Мама сидела в гостиной на кресле, читала «Работницу», держа ее вверх ногами, а на журнальном столике валялась изодранная упаковка цитрамона. Мама подняла на Александру с Федей затуманенные слезами глаза.
— Шли бы вы лучше погулять, свежей травки пощипать, — добрым голосом сказала она. — Дать вам на мороженое?
Все-таки нервы — загадочная вещь. Нажимаешь на разные душевные кнопки, и ничего не отзывается. А когда вообще ничего не успеешь сказать или сделать, оказывается, что все уже само отремонтировалось.
КАК НАСТУПИЛ ПОНЕДЕЛЬНИК, КАК ОН ПРОШЕЛ И ЗАКОНЧИЛСЯ
Наступил понедельник. Мама ушла на работу, а папу из квартиры не выпустила.
— Отпросись, — велела она ему. — Сантехников, слесарей, программистов и прочих ремонтников должен встречать мужчина. И разговаривать с ними по-мужски. Постарайся не допустить, чтоб они схалтурили.
Папа покорно взялся за телефонную трубку и принялся звонить к себе на работу. Когда он дозвонился, он сказал только:
— Можно, я сегодня не приду?
После этого он долго молчал и слушал, а потом положил трубку, вздохнул, и подвел итог разговору:
— На моей работе орденов не дают.
Федя и Александра категорически отказались идти в садик и в школу. Они должны были находиться дома, чтобы внимательно наблюдать, как будут программировать Полундру. Чтобы в случае механической поломки, зависания программ или бунта искусственного разума суметь самостоятельно привести робота в чувство.

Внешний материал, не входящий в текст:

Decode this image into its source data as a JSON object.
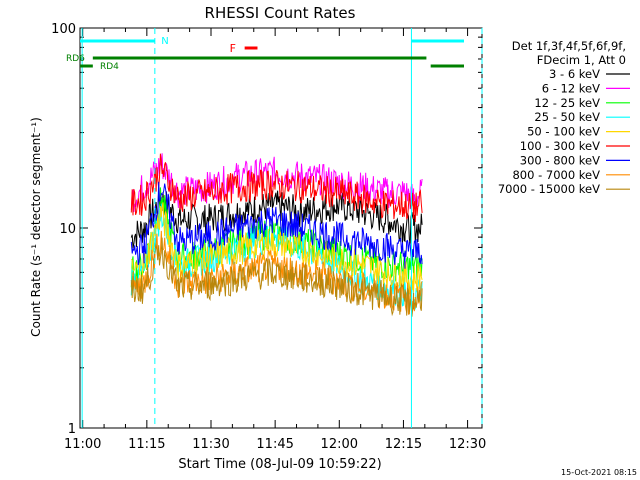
{
  "chart_data": {
    "type": "line",
    "title": "RHESSI Count Rates",
    "xlabel": "Start Time (08-Jul-09 10:59:22)",
    "ylabel": "Count Rate (s⁻¹ detector segment⁻¹)",
    "x_range_minutes_after_start": [
      0,
      94
    ],
    "ylim": [
      1,
      100
    ],
    "yscale": "log",
    "x_ticks": [
      "11:00",
      "11:15",
      "11:30",
      "11:45",
      "12:00",
      "12:15",
      "12:30"
    ],
    "y_ticks": [
      "1",
      "10",
      "100"
    ],
    "legend_header": [
      "Det 1f,3f,4f,5f,6f,9f,",
      "FDecim 1, Att 0"
    ],
    "legend_position": "right",
    "timestamp": "15-Oct-2021 08:15",
    "markers": {
      "N": "N",
      "F": "F",
      "RD6": "RD6",
      "RD4": "RD4"
    },
    "series": [
      {
        "name": "3 - 6 keV",
        "color": "#000000",
        "values": [
          null,
          9,
          10,
          14,
          11,
          11,
          12,
          13,
          12,
          13,
          12,
          11,
          10,
          10,
          10,
          null
        ]
      },
      {
        "name": "6 - 12 keV",
        "color": "#ff00ff",
        "values": [
          null,
          14,
          16,
          21,
          15,
          16,
          18,
          19,
          18,
          17,
          16,
          15,
          15,
          14,
          15,
          null
        ]
      },
      {
        "name": "12 - 25 keV",
        "color": "#00ff00",
        "values": [
          null,
          6,
          6.5,
          14,
          7,
          7.5,
          8.5,
          9.5,
          8.5,
          7.5,
          7,
          6.5,
          6.5,
          6.3,
          6.5,
          null
        ]
      },
      {
        "name": "25 - 50 keV",
        "color": "#00ffff",
        "values": [
          null,
          5.5,
          6,
          12,
          6.5,
          7,
          8,
          9,
          8,
          6.5,
          5.5,
          5,
          4.8,
          4.5,
          5,
          null
        ]
      },
      {
        "name": "50 - 100 keV",
        "color": "#ffd700",
        "values": [
          null,
          6,
          6.5,
          12,
          6.5,
          7,
          7.8,
          8.5,
          7.8,
          7,
          6.5,
          6,
          5.8,
          5.5,
          6,
          null
        ]
      },
      {
        "name": "100 - 300 keV",
        "color": "#ff0000",
        "values": [
          null,
          13,
          14,
          20,
          14,
          15,
          16,
          16.5,
          16,
          15,
          14,
          13,
          13,
          12.5,
          13,
          null
        ]
      },
      {
        "name": "300 - 800 keV",
        "color": "#0000ff",
        "values": [
          null,
          7.5,
          8,
          16,
          8.5,
          9,
          10,
          11,
          10,
          9,
          8.5,
          8,
          7.5,
          7.5,
          7.8,
          null
        ]
      },
      {
        "name": "800 - 7000 keV",
        "color": "#ff8c00",
        "values": [
          null,
          5,
          5.3,
          9,
          5.3,
          5.5,
          6,
          6.5,
          6,
          5.5,
          5,
          4.6,
          4.5,
          4.3,
          4.8,
          null
        ]
      },
      {
        "name": "7000 - 15000 keV",
        "color": "#b8860b",
        "values": [
          null,
          4.8,
          5,
          8,
          5,
          5.2,
          5.6,
          6,
          5.6,
          5.2,
          4.8,
          4.5,
          4.3,
          4.2,
          4.6,
          null
        ]
      }
    ],
    "x": [
      0,
      12,
      15,
      19,
      23,
      30,
      37,
      45,
      52,
      60,
      66,
      72,
      76,
      78,
      80,
      94
    ],
    "grid": false
  }
}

Ремонтников ждали до обеда, потом после обеда. Самого обеда не случилось, потому что в кастрюлях и сковородках было пусто. Федя постоянно выглядывал в окно, надеясь увидеть, как по двору идут специалисты-программисты. Потом он стал выбегать в подъезд и прислушиваться к ступенькам: не поднимаются ли по ним долгожданные роботехники.

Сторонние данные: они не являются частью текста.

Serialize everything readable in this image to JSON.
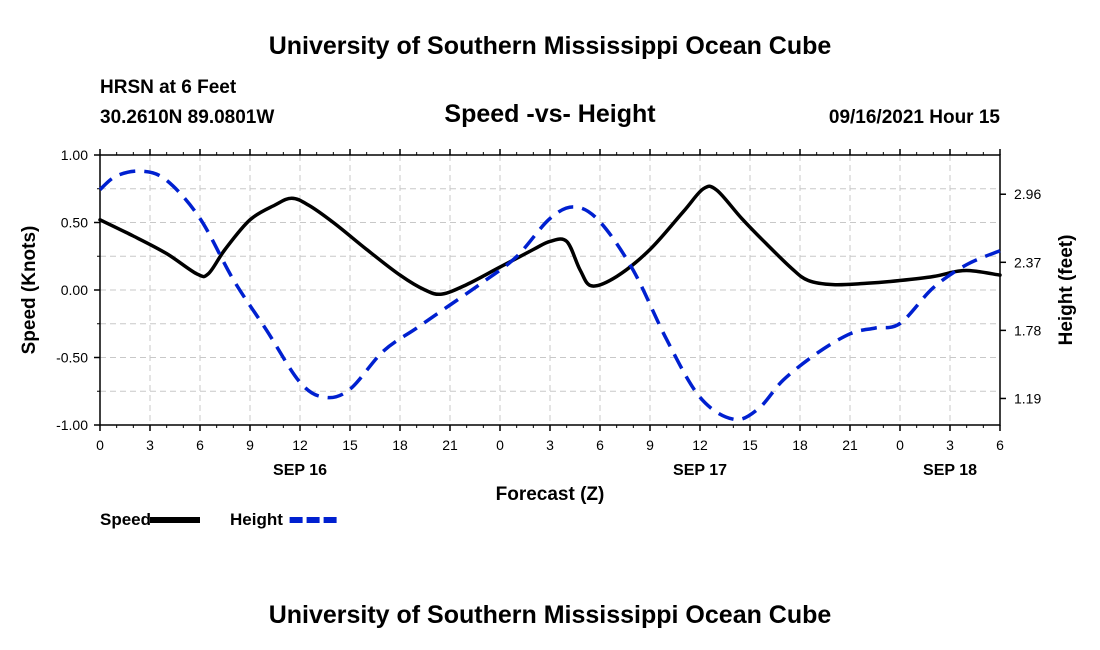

Наконец, со своей работы пришла мама. Она отпросилась на часик пораньше, потому что чуяло ее сердце, без женского пригляда и хозяйской дотошности дело может кончиться плохо.

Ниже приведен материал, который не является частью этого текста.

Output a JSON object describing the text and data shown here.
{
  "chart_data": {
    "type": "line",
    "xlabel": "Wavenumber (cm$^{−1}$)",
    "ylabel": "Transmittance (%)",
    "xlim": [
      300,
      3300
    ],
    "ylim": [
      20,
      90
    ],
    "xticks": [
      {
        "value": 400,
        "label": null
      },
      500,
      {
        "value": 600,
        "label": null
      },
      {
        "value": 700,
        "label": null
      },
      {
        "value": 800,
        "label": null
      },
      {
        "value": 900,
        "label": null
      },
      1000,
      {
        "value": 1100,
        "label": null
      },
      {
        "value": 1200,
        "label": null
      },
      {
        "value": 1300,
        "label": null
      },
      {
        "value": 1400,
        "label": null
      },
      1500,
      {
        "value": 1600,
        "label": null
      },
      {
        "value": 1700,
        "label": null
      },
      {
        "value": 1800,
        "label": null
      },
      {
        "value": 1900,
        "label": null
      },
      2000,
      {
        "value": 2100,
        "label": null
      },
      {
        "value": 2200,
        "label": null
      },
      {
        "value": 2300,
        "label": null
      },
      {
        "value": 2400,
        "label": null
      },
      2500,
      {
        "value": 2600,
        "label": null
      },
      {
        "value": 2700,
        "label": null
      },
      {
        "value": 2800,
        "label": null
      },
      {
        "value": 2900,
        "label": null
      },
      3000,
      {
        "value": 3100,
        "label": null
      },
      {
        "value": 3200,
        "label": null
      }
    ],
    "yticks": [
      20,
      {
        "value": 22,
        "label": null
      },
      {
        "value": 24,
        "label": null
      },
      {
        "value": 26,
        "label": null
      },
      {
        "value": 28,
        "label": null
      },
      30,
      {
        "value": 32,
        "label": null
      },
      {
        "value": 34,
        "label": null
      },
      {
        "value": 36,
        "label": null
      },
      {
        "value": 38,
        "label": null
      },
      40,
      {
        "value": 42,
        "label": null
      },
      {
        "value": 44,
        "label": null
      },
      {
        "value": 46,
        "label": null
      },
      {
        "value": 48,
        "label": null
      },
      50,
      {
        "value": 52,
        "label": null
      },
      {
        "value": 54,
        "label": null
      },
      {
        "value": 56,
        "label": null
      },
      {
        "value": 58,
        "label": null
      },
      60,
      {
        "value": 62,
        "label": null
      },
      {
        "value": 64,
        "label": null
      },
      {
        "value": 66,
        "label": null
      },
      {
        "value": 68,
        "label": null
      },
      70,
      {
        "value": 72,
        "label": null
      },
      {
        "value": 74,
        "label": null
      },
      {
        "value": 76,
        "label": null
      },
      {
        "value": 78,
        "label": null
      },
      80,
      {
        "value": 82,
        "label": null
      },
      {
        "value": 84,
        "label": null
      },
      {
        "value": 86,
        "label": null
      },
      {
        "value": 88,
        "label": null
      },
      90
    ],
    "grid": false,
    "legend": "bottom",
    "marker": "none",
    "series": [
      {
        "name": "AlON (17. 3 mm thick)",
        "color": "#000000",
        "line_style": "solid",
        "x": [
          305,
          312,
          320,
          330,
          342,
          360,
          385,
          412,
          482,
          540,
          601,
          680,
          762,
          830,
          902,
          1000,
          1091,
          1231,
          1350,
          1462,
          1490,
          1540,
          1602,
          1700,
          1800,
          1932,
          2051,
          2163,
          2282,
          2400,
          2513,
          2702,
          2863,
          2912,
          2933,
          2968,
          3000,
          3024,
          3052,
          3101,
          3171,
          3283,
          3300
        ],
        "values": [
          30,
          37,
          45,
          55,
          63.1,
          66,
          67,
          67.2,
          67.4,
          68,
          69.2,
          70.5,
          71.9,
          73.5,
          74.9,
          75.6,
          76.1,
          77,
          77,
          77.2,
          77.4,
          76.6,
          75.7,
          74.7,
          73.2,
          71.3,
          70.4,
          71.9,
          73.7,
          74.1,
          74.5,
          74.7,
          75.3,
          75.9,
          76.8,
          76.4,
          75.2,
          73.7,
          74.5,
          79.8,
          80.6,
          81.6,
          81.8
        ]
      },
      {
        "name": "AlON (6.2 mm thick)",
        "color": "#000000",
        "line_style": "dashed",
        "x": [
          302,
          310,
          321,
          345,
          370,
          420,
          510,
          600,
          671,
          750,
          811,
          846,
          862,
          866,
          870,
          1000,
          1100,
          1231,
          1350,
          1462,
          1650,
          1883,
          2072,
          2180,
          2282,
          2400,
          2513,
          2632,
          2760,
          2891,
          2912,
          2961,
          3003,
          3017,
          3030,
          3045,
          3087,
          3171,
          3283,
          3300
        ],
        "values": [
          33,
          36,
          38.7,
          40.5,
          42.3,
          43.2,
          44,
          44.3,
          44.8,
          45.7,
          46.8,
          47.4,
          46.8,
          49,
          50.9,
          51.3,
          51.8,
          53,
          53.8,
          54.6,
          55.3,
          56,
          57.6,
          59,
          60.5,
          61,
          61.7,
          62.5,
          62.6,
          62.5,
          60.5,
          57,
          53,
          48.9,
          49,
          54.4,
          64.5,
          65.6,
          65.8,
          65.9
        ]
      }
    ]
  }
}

И сразу после мамы явились техники. Их было аж четверо. Они очень спешили.
Первый из них и, видимо, главный, не снимая ботинок прошел к прислоненному к коридорной стене Полундре и удивленно спросил:
— Это у вас что?
Папа побледнел. Мама порозовела, что очень ей шло.
— Это робот. Мы его в пятницу купили, — сумел, наконец, ответить на вопрос папа.
Главный роботехник наклонился, упер руки в колени и довольно долго рассматривал Полундру. Потом осторожно потрогал пальцем его темно-серебристый корпус.
— Бывает же, — подвел он итог осмотру.
Тут решил высказать свое мнение второй специалист.
— Это робот-пианист, — уверенно сказал он. — Нам такого на курсах повышения квалификации показывали. Исполняет музыку до эпохи импрессионизма включительно.
Мама из розовой стала насыщенно красного цвета. Папа сделал шаг назад. А Александра обиделась, потому что решила, будто уверенный роботехник специально употребляет сложные слова и тем самым подвергает сомнению ее логопедические успехи и улучшения.
— Не думаю, — неуверенно заметил третий роботехник. — Кажется, это специальная модель подводного диверсанта. Нечто подобное встречалось мне в узкоспециализированном журнале «Уникальные и парадоксальные боевые роботы». Но вы, граждане, не бойтесь. Главное, не давать ему в руки гарпун. Зато роботы этой модели, как я слышал, совершенно водонепроницаемые и могут погружаться на глубину до трех километров, хотя за достоверность этих слухов не ручаюсь.
А четвертый, самый неглавный настройщик роботов нехорошим голосом засмеялся и заявил:
— Видно же, что самовар. Его шишками топят.
Таким образом, роботехники дали понять хозяевам, что активировать данного малоизвестного науке робота вряд ли удастся. Потребуется эксклюзивная работа. Федя попытался запомнить слово «эксклюзивная», но вместо этого только кашлянул, а потом икнул.
— Ах, вот как, — тоном, не обещающим ничего хорошего, сказала мама. — В таком случае забирайте вашего подводного импрессиониста и возвращайте нам деньги.
— Ага, — тут же согласился главный роботехник. — Сейчас. Только дайте-ка нам сначала товарный чек и гарантийный договор с пятью треугольными штампами и двумя круглыми печатями.
Мама перевела взгляд на папу. Папа попытался слиться с рисунком на обоях, но мама тут же отбила у него охоту к мимикрии.
— Опять! — воскликнула она. — Чем ты думал? Где были твои глаза? Тебе вообще можно что-нибудь поручить? За что я такая несчастная? Когда это кончится?